Здесь я расплакалась. Ну да, отец ничего мне не подарил, и что? Мне не нужны были подарки, и новая Барби, невинно выглядывавшая из коробки, тоже не была нужна.

– Всё, не реви. Умывайся, собираться надо.

После этого неудачного знакомства дядь Саша стал наведываться к нам практически каждый день, пару раз оставался с ночевой, а одним вечером пришёл со спортивной сумкой и с тех пор остался навсегда. Вот тогда-то я резко повзрослела. Первое время он, разумеется, старался купить меня шоколадками, куклами, киндер-сюрпризами, но я не была из тех детей, которые ведутся на подачки. И здесь говорила не столько ревность, сколько что-то другое, а что – тогда я не могла найти этому объяснения. Его общество было мне неприятно. Всякий раз, когда он приходил и натягивал при виде меня на лицо фальшивую улыбку, я чувствовала себя лишней. В его планах я таковой и являлась. Кому нужен чужой ребёнок? Тут свои-то дети не особенно нужны, что говорить о посторонних? Но это ладно. Меня напрягало, что он ходил по квартире в трусах, не нравился его наглый смех, похабные шутки, бесило, когда он лез с поцелуями и лапаньем к маме, демонстративно забывая о моём существовании. Когда смотрел по ночам порнушку, я, ребёнок, который на тот момент не был просвещён в вопросах о сексе, тем не менее, лежала, накрывшись с головой одеялом, заткнув уши, чтоб лишь не слышать противные воздыхания, издаваемые людьми из телевизора. Тошно становится, когда бужу в мыслях эти воспоминания. Но всё это было, и от себя не убежишь.
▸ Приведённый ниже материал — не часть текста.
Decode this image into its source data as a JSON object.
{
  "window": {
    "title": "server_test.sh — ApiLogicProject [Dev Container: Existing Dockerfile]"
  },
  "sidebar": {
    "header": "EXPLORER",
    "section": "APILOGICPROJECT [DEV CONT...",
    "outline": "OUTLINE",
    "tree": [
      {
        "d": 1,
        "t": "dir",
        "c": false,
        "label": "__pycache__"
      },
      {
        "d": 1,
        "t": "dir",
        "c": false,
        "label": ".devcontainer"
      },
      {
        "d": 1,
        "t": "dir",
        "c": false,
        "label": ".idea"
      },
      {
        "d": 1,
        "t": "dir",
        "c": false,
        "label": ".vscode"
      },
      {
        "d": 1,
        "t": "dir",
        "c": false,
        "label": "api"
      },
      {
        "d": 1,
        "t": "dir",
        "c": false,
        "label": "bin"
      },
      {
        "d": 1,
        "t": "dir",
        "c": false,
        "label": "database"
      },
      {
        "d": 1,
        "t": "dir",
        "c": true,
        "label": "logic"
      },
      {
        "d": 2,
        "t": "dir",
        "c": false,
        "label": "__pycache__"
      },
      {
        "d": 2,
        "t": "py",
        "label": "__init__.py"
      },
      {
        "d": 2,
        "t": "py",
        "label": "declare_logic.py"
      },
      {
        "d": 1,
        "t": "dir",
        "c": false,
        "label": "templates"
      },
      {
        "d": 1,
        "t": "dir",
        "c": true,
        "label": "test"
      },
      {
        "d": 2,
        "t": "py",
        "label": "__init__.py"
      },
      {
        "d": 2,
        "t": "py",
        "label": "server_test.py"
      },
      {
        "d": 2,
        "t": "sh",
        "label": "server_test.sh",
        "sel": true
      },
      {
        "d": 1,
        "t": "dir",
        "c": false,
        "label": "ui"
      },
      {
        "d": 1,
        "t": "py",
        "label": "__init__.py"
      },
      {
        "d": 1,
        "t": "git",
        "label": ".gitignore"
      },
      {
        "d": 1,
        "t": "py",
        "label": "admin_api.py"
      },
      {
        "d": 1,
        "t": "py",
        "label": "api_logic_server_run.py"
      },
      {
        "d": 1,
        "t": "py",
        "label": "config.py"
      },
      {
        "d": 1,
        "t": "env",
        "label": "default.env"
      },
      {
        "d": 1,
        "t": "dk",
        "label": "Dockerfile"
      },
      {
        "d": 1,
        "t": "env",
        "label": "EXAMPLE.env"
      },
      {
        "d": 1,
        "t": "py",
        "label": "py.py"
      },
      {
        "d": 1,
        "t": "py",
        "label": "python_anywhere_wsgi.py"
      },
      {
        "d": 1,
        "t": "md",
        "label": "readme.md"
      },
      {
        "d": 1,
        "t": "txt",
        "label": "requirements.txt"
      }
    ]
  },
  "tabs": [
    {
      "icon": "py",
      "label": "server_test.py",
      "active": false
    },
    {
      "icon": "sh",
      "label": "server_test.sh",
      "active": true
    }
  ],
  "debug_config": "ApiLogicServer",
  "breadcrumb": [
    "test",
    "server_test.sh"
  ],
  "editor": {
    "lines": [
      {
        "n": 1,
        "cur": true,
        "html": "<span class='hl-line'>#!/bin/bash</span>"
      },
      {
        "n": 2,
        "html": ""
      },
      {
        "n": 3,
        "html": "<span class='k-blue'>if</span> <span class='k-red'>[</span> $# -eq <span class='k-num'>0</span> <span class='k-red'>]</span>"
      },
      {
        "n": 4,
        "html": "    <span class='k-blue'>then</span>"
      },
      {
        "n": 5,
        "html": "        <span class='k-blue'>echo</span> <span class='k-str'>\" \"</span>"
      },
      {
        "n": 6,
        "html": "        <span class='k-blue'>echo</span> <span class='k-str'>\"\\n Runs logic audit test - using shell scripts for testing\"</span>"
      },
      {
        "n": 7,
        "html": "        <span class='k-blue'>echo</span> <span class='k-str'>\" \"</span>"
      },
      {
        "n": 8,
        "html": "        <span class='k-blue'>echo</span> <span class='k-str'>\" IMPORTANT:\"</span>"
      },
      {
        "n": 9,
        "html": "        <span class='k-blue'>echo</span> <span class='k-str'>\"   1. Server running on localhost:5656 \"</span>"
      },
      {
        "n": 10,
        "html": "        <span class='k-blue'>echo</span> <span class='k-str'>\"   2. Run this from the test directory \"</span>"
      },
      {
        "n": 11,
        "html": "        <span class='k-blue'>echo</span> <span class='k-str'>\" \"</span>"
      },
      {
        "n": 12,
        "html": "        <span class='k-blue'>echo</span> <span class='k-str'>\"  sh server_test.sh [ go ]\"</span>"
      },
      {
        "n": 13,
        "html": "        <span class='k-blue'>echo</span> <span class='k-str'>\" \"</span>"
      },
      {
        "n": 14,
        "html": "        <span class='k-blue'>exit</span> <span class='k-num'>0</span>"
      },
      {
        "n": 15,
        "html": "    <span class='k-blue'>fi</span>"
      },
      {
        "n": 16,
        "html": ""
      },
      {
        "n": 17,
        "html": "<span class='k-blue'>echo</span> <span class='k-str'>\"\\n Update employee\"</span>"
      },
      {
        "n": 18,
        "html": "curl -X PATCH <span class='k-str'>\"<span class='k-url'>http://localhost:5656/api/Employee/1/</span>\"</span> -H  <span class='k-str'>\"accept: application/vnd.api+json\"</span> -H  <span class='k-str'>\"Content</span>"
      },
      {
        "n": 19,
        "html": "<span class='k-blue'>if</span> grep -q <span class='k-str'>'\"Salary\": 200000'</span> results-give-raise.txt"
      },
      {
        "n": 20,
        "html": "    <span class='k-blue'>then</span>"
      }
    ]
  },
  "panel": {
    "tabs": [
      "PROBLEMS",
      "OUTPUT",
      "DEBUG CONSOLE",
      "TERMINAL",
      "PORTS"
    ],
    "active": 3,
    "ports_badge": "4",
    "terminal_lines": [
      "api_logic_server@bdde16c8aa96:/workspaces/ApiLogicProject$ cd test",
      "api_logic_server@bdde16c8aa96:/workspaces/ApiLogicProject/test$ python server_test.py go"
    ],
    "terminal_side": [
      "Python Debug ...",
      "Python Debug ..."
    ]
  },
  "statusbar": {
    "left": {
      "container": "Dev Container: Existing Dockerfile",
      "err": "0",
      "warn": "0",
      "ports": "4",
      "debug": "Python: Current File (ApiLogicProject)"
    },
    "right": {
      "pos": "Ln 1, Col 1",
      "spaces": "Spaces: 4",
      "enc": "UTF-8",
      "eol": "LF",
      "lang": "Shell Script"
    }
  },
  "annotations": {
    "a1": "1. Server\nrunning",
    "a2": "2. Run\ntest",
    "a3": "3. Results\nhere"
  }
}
Мама уцепилась за это животное, уцепилась, как тонущая. Последствия детских травм? Она не могла быть одна, нуждалась в зависимости от кого-либо, а эта бесцеремонная, невежественная тварь всего-навсего оказалась рядом. Что ему, в свою очередь, надо было от слабой женщины? Тут всё просто – некуда податься. Этот человек, которому на тот момент подходил тридцатый год, тоже был разведён. От первого брака имел двух детей, причём второй родился уже после развода. Наверно, тот факт, что человек, разведясь, продолжает жить с бывшей женой и спать с ней при этом, о многом говорит. А тут мама подвернулась – отличная жертва с детскими комплексами, на которую раз поднадави – всю жизнь будешь выжимать. Так и образовалась наша семья. Вернее, их семья. Я в ней пребывала лишь формально.

С каждым месяцем совместной жизни отчим, тогда ещё правда не официально отчим, всё более открывал своё истинное лицо. Уже через полгода шоколадки и куклы сменились на крик и хамство. Он считал, что таким образом воспитывал меня. Дала ли ему это право мама? Да, она не лезла в наши препирательства. А если и вмешивалась, то я оказывалась крайней. Как и на протяжении всей жизни, в принципе. Винить маму нельзя, наверно. Во всей этой ситуации она оказалась такой же жертвой, как и я. Мечтала быть счастливой, хотела семью, хотела быть любимой. Кто знал, каковыми окажутся последствия?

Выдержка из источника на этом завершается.